No inverno, a formação de nevoeiros oferece risco para quem trafega pela BR-101. Os vidros ficam embaçados, a visibilidade da pista diminui e a atenção deve ser redobrada para evitar acidentes.

A neblina é formada pela suspensão de gotículas de água em uma camada de ar próxima ao solo. Este fenômeno, também conhecido como nevoeiro, é mais comum em locais frios e úmidos. Ocorre devido à queda da temperatura e à condensação do vapor d’água. Durante o dia, o calor faz com que a água evapore, sendo que parte do vapor fica perto da superfície. Quando anoitece, ou quando a região é atingida por uma frente fria, a temperatura cai, o vapor de água resfria e condensa, ocasionando a neblina.

O engenheiro agrônomo da Epagri de Urussanga, Márcio Sonego, explica que este tipo de nevoeiro é comum em dias com temperaturas baixas, sem ventos e céu limpo durante a noite. O fenômeno ocorre com frequência de maio a setembro. Os trechos com maior ocorrência de nevoeiros na BR-101 são entre Araranguá e Maracajá e de Sangão a Tubarão, onde há grandes plantações de arroz irrigado.

Ao entrar em um nevoeiro, o motorista deve tomar alguns cuidados para prevenir acidentes.

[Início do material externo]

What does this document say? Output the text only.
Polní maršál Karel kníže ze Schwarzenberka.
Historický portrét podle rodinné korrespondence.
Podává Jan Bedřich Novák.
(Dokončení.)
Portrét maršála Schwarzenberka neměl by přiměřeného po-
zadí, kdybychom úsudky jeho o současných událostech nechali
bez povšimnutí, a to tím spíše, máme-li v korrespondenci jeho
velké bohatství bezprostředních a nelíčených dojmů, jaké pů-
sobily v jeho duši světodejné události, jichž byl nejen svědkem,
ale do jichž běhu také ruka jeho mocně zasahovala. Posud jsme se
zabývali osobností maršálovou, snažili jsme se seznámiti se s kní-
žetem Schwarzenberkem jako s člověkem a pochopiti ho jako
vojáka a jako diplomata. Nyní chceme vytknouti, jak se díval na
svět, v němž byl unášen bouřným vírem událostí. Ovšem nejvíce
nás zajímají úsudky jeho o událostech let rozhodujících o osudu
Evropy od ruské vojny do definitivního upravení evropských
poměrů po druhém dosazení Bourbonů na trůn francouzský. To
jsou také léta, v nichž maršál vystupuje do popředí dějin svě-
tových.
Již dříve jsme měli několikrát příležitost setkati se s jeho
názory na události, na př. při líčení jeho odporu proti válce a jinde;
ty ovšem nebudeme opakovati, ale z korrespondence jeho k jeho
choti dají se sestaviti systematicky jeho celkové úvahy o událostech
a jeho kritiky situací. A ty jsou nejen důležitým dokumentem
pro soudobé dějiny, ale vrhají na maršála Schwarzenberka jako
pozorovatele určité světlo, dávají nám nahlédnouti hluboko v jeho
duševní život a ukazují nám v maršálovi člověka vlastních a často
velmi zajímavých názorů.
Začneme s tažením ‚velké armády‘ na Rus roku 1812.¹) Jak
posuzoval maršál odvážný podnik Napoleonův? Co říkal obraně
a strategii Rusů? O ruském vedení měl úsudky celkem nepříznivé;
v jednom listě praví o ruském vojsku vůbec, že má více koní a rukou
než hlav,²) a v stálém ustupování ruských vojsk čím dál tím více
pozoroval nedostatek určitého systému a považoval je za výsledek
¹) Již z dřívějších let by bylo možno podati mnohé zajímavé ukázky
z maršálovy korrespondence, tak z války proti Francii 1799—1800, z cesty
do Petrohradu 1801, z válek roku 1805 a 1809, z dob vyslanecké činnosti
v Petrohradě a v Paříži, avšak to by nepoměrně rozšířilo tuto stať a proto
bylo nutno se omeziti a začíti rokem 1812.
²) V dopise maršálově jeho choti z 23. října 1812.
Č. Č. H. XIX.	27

Antes de viajar, o conselho é fazer uma revisão nos faróis e limpadores de parabrisa. Andar sempre com os faróis acessos, usando a luz baixa. A luz alta dos faróis ofusca a visão dos motoristas que trafegam em sentido contrário, pois a luz refletida no nevoeiro piora a visibilidade. A polícia rodoviária federal recomenda que se use a luz de neblina nestas condições.